Num percurso iniciado em Olinda até à cidade baiana de Lençóis, eu e meu genro, médico Ricardo Lyra, ao longo de 1.154 km. (Chapada Diamantina, tão sugestiva para trilhas fotográficas), era época de propaganda eleitoral, eu via grandes cartazes, adesivos plásticos em janelas residenciais, automóveis enfeitados com a esfinge de candidatos, quase todos esbugalhando um sorriso além do corpo.
Deram-me a impressão de que dentro daqueles engatilhados sorrisos havia uma promessa de aliança incondicional com a população, suas aspirações; que aqueles tantos sorrisos à beira da estrada poderiam influenciar eleitores, impactar a campanha.

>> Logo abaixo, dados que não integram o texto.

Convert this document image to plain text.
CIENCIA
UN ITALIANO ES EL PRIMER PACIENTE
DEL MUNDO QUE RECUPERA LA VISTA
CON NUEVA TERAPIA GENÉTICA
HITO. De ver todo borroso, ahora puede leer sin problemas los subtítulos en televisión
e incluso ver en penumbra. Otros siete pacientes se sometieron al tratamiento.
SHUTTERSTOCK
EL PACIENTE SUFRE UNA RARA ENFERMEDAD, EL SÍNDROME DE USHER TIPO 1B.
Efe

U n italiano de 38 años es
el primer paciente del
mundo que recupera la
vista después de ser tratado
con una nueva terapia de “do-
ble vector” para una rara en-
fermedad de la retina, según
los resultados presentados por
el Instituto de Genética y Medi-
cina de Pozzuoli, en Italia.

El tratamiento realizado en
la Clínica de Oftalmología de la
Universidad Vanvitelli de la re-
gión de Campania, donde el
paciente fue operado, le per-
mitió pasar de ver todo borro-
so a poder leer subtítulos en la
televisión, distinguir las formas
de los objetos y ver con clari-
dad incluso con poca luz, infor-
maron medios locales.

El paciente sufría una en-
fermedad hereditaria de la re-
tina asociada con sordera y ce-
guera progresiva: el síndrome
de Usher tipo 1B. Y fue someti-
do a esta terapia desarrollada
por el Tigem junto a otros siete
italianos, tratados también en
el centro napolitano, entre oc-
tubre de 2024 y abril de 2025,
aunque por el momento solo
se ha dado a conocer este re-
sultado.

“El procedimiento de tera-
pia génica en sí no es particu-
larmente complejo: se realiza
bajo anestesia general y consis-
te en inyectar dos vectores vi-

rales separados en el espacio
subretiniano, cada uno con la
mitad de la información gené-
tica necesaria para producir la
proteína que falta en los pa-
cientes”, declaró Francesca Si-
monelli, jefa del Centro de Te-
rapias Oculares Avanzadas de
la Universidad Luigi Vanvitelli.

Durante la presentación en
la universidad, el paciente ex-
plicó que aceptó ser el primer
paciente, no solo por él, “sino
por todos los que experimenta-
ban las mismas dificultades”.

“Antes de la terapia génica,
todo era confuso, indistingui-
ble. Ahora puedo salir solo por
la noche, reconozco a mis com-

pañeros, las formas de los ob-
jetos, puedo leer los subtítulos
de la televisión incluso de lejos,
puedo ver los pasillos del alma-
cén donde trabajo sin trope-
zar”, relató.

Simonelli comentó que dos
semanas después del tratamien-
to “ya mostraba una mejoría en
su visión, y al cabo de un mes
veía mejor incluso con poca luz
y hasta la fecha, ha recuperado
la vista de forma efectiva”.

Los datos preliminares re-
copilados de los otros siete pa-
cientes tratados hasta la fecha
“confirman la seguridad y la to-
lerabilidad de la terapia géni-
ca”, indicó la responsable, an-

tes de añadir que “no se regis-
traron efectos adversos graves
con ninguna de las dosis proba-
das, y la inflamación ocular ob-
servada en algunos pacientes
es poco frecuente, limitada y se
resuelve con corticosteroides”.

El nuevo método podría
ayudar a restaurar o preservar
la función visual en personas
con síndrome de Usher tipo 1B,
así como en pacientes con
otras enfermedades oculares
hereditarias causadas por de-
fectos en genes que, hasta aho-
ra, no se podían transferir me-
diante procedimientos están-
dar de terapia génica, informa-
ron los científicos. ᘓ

Percebi, no entanto, que os olhos retratados não tinham brilho, sem fulgores, frios como lâmina de punhal, dissimulados. Olhavam-nos na impotência de comunicar o que não têm nada para dizer. A dissimulação é uma característica central na vida, segundo Mikhail Naumovich Epstein, um estudioso literário e ensaísta russo-americano que é o professor de teoria cultural e literatura russa na Universidade Emory, Atlanta, Estados Unidos. Para ele, as pessoas costumam dissimular em cerca de 25% das suas interações diárias. Hamlet, o Príncipe da Dinamarca, obra dramática shakespereana mais adaptada e encenada nos palcos de todo o mundo, talvez seja o personagem que mais ojeriza o mundo dos fingimentos, das aparências e dos sorrisos duvidosos. Essas sensações se combinam numa experiência complexa que passa a ser articulada e a ser específica, mesmo sem palavras. O luxuoso seriado “Sorriso Real” (também conhecido por “King The Land”), uma aposta de comédia romântica sul-coreana, melosa, mas cativante, produzida pela Netflix, narra a história de um homem rico, elegante, jovem e amargo que disputa uma herança na família, e sua persistência em odiar o sorriso de qualquer pessoa por perto. A “Cantora Careca”, considerada a obra mais conhecida do dramaturgo Ionesco, escrita em 1948, é uma crítica ácida aos fingimentos. Não esqueço os versos da poetisa e heroína russa sobre a qual já escrevi neste Jornal: Anna Akhmátova: “(…) e a ti também eu bebo/aos sorrisos que me mentiram”.
O psicólogo britânico Richard Wiseman, Professor de Entendimento Público da Psicologia na Universidade de Hertfordshire (Reino Unido), graduando-se em Psicologia na University College London, teve a iniciativa de realizar uma longa pesquisa entre eleitores, que pudesse diferenciar o sorriso verdadeiro e o falso dos candidatos.
Esses tantos sorrisos podem simbolizar uma promessa de esperança, o compromisso de redimir a febre coletiva de descrença, falta de confiança nas instituições públicas, que assola a Nação inteira. Lembrei-me da canção Mona Lisa, originalmente interpretada por Nat King Cole, que foi gravada por Seal para o filme de mesmo nome. Julia Roberts, atriz principal, recebeu um recorde de $25 milhões por sua atuação, o maior já ganho por uma atriz na época. Ao ser premiada, quis imitar o sorriso da Gioconda. Quando vi a Mona Lisa, tive vontade de ficar escondido na sala do Museu, até sair o último visitante. Só para ver a sua gargalhada, que já não aguentava mais, diante de tantos olhares dirigidos a ela.